Dans les ateliers de la Compagnie des transports routiers de Delhi, par réaménagement des parcours de pièces, une augmentation de 139 p. 100 de la productivité a été obtenue dans la réparation générale des moteurs. L’inadaptation aux rythmes nouveaux s’observe dans des déficiences de la main-d’œuvre telles que l’instabilité de l’emploi, pas seulement imputable à la disparité des salaires, et l’absentéisme, qui touche par exemple de 13 à 20 p. 100 de l’effectif selon l’époque dans trois entreprises que nous avons étudiées en Guinée. Une nonchalance générale, conséquence du climat, d’une sous-nutrition, d’une absence de sécurité et d’un bas niveau de salaire, maintient les rendements assez bas.

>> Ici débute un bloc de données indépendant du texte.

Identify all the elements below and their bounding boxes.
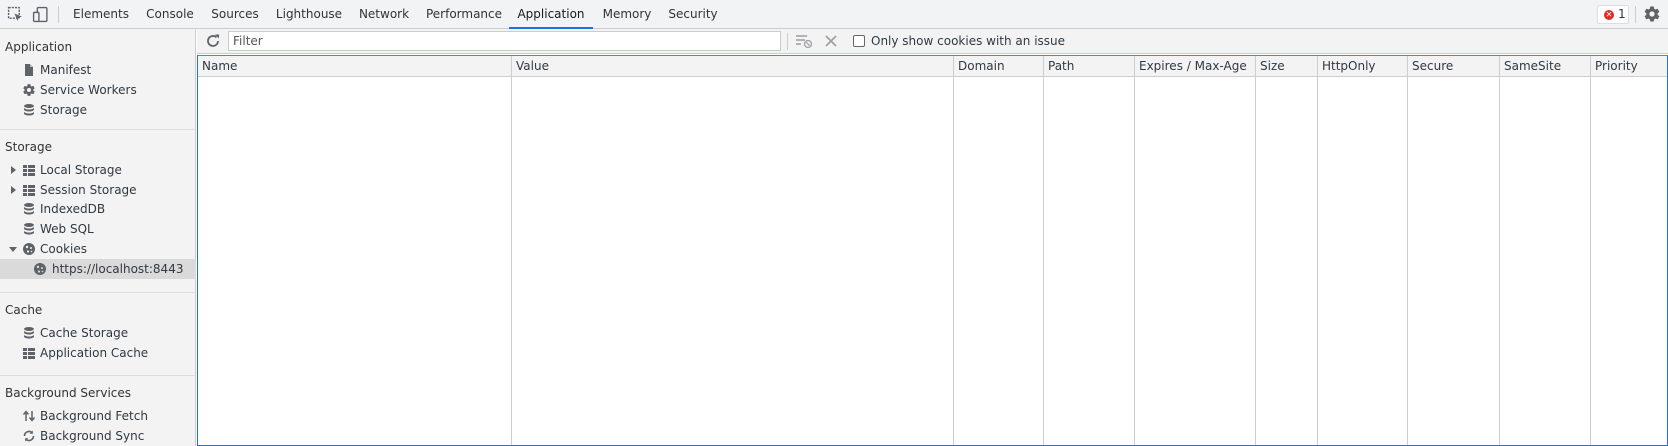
sidebar-item-cache-storage[interactable]: Cache Storage — [0, 323, 196, 343]
sidebar-item-label: Cache Storage — [40, 326, 129, 340]
toolbar-divider — [1635, 6, 1636, 23]
column-header-httponly[interactable]: HttpOnly — [1318, 56, 1407, 77]
application-sidebar: Application Manifest Service Workers Sto… — [0, 29, 196, 446]
toolbar-divider — [58, 6, 59, 23]
database-icon — [24, 223, 34, 235]
column-divider[interactable] — [1255, 56, 1256, 445]
sidebar-item-background-fetch[interactable]: Background Fetch — [0, 406, 196, 426]
table-header: Name Value Domain Path Expires / Max-Age… — [198, 56, 1667, 77]
column-divider[interactable] — [1499, 56, 1500, 445]
sidebar-item-label: Application Cache — [40, 346, 149, 360]
column-divider[interactable] — [1590, 56, 1591, 445]
tab-network[interactable]: Network — [353, 0, 415, 29]
collapse-triangle-icon[interactable] — [9, 245, 17, 253]
sidebar-item-label: Cookies — [40, 242, 87, 256]
toolbar-divider — [787, 33, 788, 50]
grid-icon — [23, 348, 35, 359]
grid-icon — [23, 185, 35, 196]
only-issues-label[interactable]: Only show cookies with an issue — [871, 34, 1065, 48]
column-header-domain[interactable]: Domain — [954, 56, 1043, 77]
sidebar-item-label: Storage — [40, 103, 87, 117]
sync-icon — [23, 430, 35, 442]
tab-security[interactable]: Security — [661, 0, 725, 29]
column-divider[interactable] — [1407, 56, 1408, 445]
section-title-storage: Storage — [5, 140, 52, 154]
devtools-tab-bar: Elements Console Sources Lighthouse Netw… — [0, 0, 1668, 29]
grid-icon — [23, 165, 35, 176]
column-header-name[interactable]: Name — [198, 56, 511, 77]
section-divider — [0, 292, 196, 293]
tab-performance[interactable]: Performance — [419, 0, 509, 29]
sidebar-item-label: Web SQL — [40, 222, 94, 236]
settings-gear-icon[interactable] — [1643, 5, 1661, 23]
up-down-arrows-icon — [22, 410, 36, 422]
only-issues-checkbox[interactable] — [853, 35, 865, 47]
error-icon: ✕ — [1604, 10, 1614, 20]
column-divider[interactable] — [1043, 56, 1044, 445]
tab-sources[interactable]: Sources — [205, 0, 265, 29]
sidebar-item-cookies[interactable]: Cookies — [0, 239, 196, 259]
sidebar-item-label: Background Sync — [40, 429, 145, 443]
filter-input[interactable] — [228, 31, 781, 51]
tab-memory[interactable]: Memory — [597, 0, 657, 29]
column-divider[interactable] — [953, 56, 954, 445]
cookies-table: Name Value Domain Path Expires / Max-Age… — [197, 55, 1668, 446]
clear-all-cookies-icon[interactable] — [823, 33, 839, 49]
cookie-icon — [34, 263, 46, 275]
tab-elements[interactable]: Elements — [67, 0, 135, 29]
column-header-secure[interactable]: Secure — [1408, 56, 1499, 77]
sidebar-item-label: IndexedDB — [40, 202, 106, 216]
sidebar-item-service-workers[interactable]: Service Workers — [0, 80, 196, 100]
sidebar-item-label: https://localhost:8443 — [52, 262, 184, 276]
sidebar-item-label: Background Fetch — [40, 409, 148, 423]
database-icon — [24, 327, 34, 339]
tab-console[interactable]: Console — [139, 0, 201, 29]
section-divider — [0, 375, 196, 376]
inspect-element-icon[interactable] — [7, 6, 24, 23]
cookie-icon — [23, 243, 35, 255]
sidebar-item-label: Service Workers — [40, 83, 137, 97]
column-header-priority[interactable]: Priority — [1591, 56, 1667, 77]
section-title-cache: Cache — [5, 303, 43, 317]
sidebar-item-label: Session Storage — [40, 183, 137, 197]
refresh-icon[interactable] — [205, 33, 221, 49]
database-icon — [24, 203, 34, 215]
document-icon — [25, 64, 33, 76]
error-count: 1 — [1618, 7, 1626, 21]
sidebar-item-storage[interactable]: Storage — [0, 100, 196, 120]
column-header-expires[interactable]: Expires / Max-Age — [1135, 56, 1255, 77]
sidebar-item-local-storage[interactable]: Local Storage — [0, 160, 196, 180]
column-divider[interactable] — [1317, 56, 1318, 445]
column-header-samesite[interactable]: SameSite — [1500, 56, 1590, 77]
column-header-path[interactable]: Path — [1044, 56, 1134, 77]
sidebar-item-indexeddb[interactable]: IndexedDB — [0, 199, 196, 219]
gear-icon — [23, 84, 35, 96]
expand-triangle-icon[interactable] — [9, 186, 17, 194]
sidebar-item-label: Local Storage — [40, 163, 122, 177]
sidebar-item-background-sync[interactable]: Background Sync — [0, 426, 196, 446]
sidebar-item-label: Manifest — [40, 63, 92, 77]
database-icon — [24, 104, 34, 116]
column-header-value[interactable]: Value — [512, 56, 953, 77]
sidebar-item-session-storage[interactable]: Session Storage — [0, 180, 196, 200]
error-count-badge[interactable]: ✕ 1 — [1597, 5, 1629, 24]
section-title-background-services: Background Services — [5, 386, 132, 400]
sidebar-item-manifest[interactable]: Manifest — [0, 60, 196, 80]
expand-triangle-icon[interactable] — [9, 166, 17, 174]
clear-filtered-cookies-icon[interactable] — [795, 33, 813, 49]
section-title-application: Application — [5, 40, 73, 54]
device-toolbar-icon[interactable] — [32, 6, 49, 23]
cookies-toolbar: Only show cookies with an issue — [197, 29, 1668, 54]
column-header-size[interactable]: Size — [1256, 56, 1317, 77]
tab-application[interactable]: Application — [509, 0, 593, 29]
sidebar-item-application-cache[interactable]: Application Cache — [0, 343, 196, 363]
sidebar-item-web-sql[interactable]: Web SQL — [0, 219, 196, 239]
column-divider[interactable] — [1134, 56, 1135, 445]
tab-lighthouse[interactable]: Lighthouse — [269, 0, 349, 29]
sidebar-item-cookie-origin[interactable]: https://localhost:8443 — [0, 259, 196, 279]
column-divider[interactable] — [511, 56, 512, 445]
section-divider — [0, 129, 196, 130]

Si l’industrialisation crée des îlots de modernisme, elle provoque dans ces îlots un ensemble de déséquilibres sociaux aux incidences souvent négatives sur l’intégration sociale. Les phénomènes de désintégration sont encore davantage mis en évidence dans le contexte urbain.


Le phénomène urbain

Toute industrialisation s’accompagne de migrations souvent anarchiques de main-d’œuvre vers des centres urbains. Malgré l’ouverture des régions côtières au commerce circumafricain dès le xvie s., l’urbanisation ne s’est produite que récemment, entraînant par exemple un quadruplement de la population de Dakar de 1945 à 1965 et de celle de Léopoldville (Kinshasa) dans les dix années qui ont suivi la Seconde Guerre mondiale. Certaines villes se constituent en métropoles monstrueuses, développées au détriment de l’arrière-pays. Andrew Gunder Frank nous rappelle, par exemple, qu’au cours de la période 1955-1960 75 p. 100 des investissements intérieurs et étrangers au Brésil ont été dirigés sur São Paulo. Louis Vincent Thomas, Pierre Fougeyrollas et Marc Sankale ont opposé Dakar au désert sénégalais. À l’intérieur même des villes s’expriment et s’amplifient les différences sociales en raison de l’hétérogénéité des éléments : castes, groupes ethniques, couches sociales, qui coexistent tout en n’entretenant que des rapports distants et antagonistes. Quelques faits jouent le rôle de révélateurs d’une situation d’anomie, notamment les comportements délictueux, la prostitution, le vagabondage..., résultant de la dislocation du lien familial, de l’insuffisance des établissements scolaires et des organisations de jeunes, du chômage et de la suppression des contrôles sociaux qui opéraient dans le cadre traditionnel.